Мне запомнилась та минута своим содержанием: нам всем была радостна его радость. Он был из тех открытых, искренних людей, что без усилия, постоянно и неуловимо соединяют и скрепляют окружающих теплотой дружбы.
…И проходят месяцы. И невольно удивление: до чего же бывают похожими отдельные мгновения жизни! Все, как тогда, в гостинице, в Одессе: передо мною Павел Григорьевич, веселый, возбужденный, и снова в руках у него беспорядочная груда книг. Мне с первого взгляда ясно, что его радость от этой груды: быть может, он и ее случайно где-то нашел?
Рядом стоит здоровенный дяденька в сапожищах, в клетчатой рубахе и кургузой кепчонке, — он тоже загрузился книгами до подбородка и что-то доказывает Беспощадному, то притоптывая ногой, то жестикулируя… локтями. Прохожие с уважением поглядывают на дяденьку, а некоторые почтительно снимают фуражки. Мне тоже чудится, что я где-то встречал его: такого «Илью Муромца» встретишь — не забудешь.
Прерывать их увлеченную беседу неудобно, и я прохожу мимо, но Павел Григорьевич узнает меня и окликает:
— Ну, братец, приехать в Горловку и проходить бочком? Куда же так таинственно?
— К большому приятелю, тут недалече.
Он смотрит вопросительно и с укором.
— Значит, приятели делятся на больших и… малых? Как его величать?
— Павел Григорьевич Беспощадный.
Он жмурит от солнца глаза и тихонько смеется.
— Ответ мне нравится. Только чего ты медлишь? Разгрузи меня наполовину.

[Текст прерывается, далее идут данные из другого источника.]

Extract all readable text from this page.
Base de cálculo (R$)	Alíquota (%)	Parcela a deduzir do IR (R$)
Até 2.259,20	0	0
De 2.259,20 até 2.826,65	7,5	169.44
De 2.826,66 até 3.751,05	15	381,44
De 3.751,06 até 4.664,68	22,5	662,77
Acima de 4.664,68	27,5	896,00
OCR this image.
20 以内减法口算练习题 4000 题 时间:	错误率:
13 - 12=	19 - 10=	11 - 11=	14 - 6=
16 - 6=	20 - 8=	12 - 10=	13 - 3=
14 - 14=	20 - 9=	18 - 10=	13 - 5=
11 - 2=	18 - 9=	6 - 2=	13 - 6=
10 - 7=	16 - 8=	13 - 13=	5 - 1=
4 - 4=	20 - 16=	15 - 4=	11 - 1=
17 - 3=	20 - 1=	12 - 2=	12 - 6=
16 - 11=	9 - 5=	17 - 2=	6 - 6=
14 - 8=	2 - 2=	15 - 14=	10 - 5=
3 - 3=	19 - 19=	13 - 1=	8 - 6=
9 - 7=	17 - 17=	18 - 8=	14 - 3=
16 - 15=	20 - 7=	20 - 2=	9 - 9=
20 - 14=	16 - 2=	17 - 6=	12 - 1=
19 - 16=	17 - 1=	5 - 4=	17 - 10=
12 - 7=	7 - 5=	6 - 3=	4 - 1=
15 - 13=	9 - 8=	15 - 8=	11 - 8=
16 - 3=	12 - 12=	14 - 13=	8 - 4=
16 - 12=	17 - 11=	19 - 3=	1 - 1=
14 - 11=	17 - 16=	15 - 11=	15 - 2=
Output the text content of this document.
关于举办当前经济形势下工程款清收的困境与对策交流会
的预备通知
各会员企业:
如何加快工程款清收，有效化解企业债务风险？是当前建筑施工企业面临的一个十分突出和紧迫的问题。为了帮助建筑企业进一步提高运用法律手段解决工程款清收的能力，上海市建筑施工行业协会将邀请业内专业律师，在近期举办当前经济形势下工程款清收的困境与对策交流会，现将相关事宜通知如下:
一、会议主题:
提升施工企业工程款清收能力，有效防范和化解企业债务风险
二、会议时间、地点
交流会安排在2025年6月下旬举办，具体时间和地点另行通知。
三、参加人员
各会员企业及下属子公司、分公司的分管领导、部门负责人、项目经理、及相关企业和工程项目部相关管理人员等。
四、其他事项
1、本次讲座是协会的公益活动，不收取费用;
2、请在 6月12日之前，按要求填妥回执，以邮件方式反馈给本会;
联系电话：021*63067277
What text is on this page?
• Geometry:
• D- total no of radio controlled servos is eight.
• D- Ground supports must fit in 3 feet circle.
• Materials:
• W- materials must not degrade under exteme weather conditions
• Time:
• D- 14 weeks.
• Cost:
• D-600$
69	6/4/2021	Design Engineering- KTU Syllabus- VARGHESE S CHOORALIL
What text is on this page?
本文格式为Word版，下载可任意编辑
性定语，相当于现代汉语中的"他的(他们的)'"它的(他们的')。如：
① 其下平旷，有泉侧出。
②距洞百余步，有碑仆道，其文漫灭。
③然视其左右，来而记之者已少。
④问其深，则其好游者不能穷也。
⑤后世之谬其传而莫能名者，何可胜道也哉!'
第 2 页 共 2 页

Я снимаю из его стопки несколько томиков Горького, двухтомник Толстого, сборник Короленко. Дяденька-богатырь смотрит на меня сверху вниз и спрашивает с любопытством:
— А вы эти книжки… пробовали читать?
— Читал, конечно.
— Всех троих? И Толстого, и Горького, и Короленко?..
— И с большим интересом.
Он топнул ногой, двинул локтями:
— Эх, черт!.. И когда это люди поспевают? Да, трудновато будет догонять.
— Я объясню тебе, что здесь происходит, — смеясь прищуром глаз, стал рассказывать Беспощадный. — Понимаешь, одному мальчику хороший дядя из шахткома «Кочегарки» дал денег на книги. Значит, мальчик заслужил… Но книги он отобрал одни только технические. Конечно, это нужно, однако в меру, а без меры и душу можно засушить. Приходит этот мальчик за советом ко мне по-соседски, и я говорю ему: если хочешь вырасти культурным человеком — читай художественную литературу. Парнишка послушался, и сейчас эти книги мы доставляем ему домой.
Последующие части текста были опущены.